Re: [OT] Princess Bride and Lead Rot
From: Henrix <henrix@b...>
Date: Tue, 11 Jun 2002 02:43:12 +0200
Subject: Re: [OT] Princess Bride and Lead Rot
At 13:17 2002-06-10 -0500, Allan Goodall wrote:
>On Mon, 10 Jun 2002 13:24:53 -0400, "Tomb" <tomb@dreammechanics.com>
wrote:
> >Someone mentioned (Henrix?) not storing figures cold. How cold is
cold?
> >Air conditioned chilly basement cold? Or freeze-your-ass-off winter
ice
> >cold?
>
>I would think that cold temperatures would slow down the chemical
process, not
>speed it up. Perhaps someone has stored figures in a basement and
assumed lead
>rot was from being cold when it was something else entirely. A root
cellar,
>for instance, may have a higher concentration of CO2, which was part of
the
>chemical reaction cycle.
The process I'm talking about is not chemical, it's physical. Tin has
both
a metallic and a non-metallic form. The metallic form is more stable at
higher temperatures, say room temperature and above. The non-metallic is
a
gray powder.
Pewter plague is, and has been, a serious problem with stuff made out of
tin (wholly or partially).
It can start spontaneously at lower temperatures (I think it reaches a
maximum at -13C), and is inhibited, even when an item has been affected,
by
higher temperatures.
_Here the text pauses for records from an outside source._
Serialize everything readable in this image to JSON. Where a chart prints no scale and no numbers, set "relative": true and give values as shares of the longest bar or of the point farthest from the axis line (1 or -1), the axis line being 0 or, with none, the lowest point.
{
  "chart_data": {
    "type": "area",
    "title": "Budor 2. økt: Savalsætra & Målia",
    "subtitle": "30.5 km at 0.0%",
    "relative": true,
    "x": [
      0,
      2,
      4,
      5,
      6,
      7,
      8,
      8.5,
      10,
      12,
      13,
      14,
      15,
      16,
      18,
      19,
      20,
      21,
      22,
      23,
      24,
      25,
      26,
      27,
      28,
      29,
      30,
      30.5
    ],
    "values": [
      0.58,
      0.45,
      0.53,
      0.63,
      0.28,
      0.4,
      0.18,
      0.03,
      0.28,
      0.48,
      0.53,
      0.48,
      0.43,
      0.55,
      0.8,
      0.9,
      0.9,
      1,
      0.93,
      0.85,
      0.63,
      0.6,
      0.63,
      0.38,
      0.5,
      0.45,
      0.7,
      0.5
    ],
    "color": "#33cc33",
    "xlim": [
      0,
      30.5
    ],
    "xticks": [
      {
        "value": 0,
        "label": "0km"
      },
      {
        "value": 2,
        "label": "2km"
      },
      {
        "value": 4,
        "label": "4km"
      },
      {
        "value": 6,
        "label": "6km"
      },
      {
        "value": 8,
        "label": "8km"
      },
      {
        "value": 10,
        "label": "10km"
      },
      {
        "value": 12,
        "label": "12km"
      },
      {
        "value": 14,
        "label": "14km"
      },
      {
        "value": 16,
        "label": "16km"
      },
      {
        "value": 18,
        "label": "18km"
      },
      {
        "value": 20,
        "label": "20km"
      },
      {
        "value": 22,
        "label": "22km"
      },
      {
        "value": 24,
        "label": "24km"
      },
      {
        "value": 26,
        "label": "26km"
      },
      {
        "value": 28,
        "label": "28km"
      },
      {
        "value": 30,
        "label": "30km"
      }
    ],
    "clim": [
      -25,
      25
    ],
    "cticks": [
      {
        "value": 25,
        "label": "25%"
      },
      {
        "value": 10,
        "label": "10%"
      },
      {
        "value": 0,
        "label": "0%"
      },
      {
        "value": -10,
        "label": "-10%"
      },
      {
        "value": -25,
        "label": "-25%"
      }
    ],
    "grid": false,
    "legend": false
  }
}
At above 13C it does not seem to arise
spontaneously.
Pewter today is a lead/zinc alloy, but that is not true historically,
when
it was usually tin/lead, or almost pure tin.
Pewter plague is what a friend's chemical dictionary translates it
(swedish
tennpest) into.
This other lead rot I am unfamiliar with, but the article linked by A.
Goodall seems to know what they are talking about.